Gayle Garner Roski is one of six USC alumni and faculty, represented at the exhibition, showcasing her series dedicated to 9/11. She describes her feeling like “feet not contacting the ground” which is reflected in her pieces, “My Surprising Birthday party,” “My bedroom,” “My Birthday,” and “Shock.”
June Wayne is another Chicago artist who moved to L.A. Her oil painting, “The Dreamers,” plays a tricky visual game with viewers..
“This is the painting when I discovered my glasses were a wrong prescription, she said. “I had to back off of it to find out if it was working but the painting looked fuzzy.
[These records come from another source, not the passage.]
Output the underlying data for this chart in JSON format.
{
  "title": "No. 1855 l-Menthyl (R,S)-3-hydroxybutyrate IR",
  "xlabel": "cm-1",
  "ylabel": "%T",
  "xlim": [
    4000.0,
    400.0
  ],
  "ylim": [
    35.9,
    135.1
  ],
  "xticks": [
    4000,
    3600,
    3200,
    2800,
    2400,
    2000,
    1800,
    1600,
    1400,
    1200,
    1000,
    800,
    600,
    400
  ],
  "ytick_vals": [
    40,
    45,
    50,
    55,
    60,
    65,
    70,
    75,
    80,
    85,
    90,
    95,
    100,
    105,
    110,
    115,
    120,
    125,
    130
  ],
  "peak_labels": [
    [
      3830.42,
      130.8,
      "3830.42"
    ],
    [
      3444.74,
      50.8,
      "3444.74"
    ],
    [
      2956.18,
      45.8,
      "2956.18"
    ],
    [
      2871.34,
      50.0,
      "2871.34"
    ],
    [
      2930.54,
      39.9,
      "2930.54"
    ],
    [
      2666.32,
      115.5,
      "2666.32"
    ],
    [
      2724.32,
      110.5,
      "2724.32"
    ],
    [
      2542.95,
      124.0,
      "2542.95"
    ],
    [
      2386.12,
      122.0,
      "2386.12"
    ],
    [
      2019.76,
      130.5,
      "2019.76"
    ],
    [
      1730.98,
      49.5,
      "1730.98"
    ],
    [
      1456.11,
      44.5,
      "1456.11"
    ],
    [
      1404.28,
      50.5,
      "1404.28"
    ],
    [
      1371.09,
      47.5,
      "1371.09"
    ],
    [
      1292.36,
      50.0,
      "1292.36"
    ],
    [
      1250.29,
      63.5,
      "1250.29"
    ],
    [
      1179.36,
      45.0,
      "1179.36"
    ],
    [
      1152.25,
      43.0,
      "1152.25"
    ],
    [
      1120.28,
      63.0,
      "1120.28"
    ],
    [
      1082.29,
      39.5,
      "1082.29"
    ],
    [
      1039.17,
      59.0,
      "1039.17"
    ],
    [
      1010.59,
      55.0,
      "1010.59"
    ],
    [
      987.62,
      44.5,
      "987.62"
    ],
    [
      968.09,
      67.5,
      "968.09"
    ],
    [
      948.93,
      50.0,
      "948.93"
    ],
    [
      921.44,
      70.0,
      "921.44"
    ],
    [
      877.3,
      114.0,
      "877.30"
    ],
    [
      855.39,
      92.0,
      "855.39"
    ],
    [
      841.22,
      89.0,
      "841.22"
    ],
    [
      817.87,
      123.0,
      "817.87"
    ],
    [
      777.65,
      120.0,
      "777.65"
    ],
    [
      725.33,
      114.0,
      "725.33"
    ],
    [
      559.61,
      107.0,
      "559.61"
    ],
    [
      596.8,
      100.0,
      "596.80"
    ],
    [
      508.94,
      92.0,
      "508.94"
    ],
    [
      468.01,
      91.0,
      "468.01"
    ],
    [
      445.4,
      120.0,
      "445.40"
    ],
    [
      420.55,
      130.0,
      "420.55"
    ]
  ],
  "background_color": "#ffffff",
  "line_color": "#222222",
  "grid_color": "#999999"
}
An eye doctor prescribed new glasses…saved the painting.”
Alice Estes Davis treats visitors with very cozy and tiny pieces:
“Christ and Angels Rejoice,” ”Medieval Musicians”, and “A Peaceful Christmas to All.”
Her pieces are presented in a technique of Linoleum Block and Wood Block.
Betty Saar, known for her assemblages, is represented by very surprising collages, ”Unseen boundaries” and two other works she calls Autographs.
Marisa Mandler, the youngest artist of the show, touches viewers with a sublime sense of fragility of subject and elusiveness of time. Her works are surprising in technique; Bleach compounds on paper, gold thread, gold pins and dimensions variable give a real feeling of infinity to her art.
While visiting the show Andrew Hwang, 52, a pastor walking between colorful piles of clothes, bright paintings, collages said, “Interesting, but strange images”.
The exhibition may appear a bit weird, even disturbing, but it is surprisingly unusual and deserves to be seen. The show runs Tuesday – Sunday from 10:00 a.m. to 5:00 p.m. until Jan. 5, 2014. Admission and parking are free.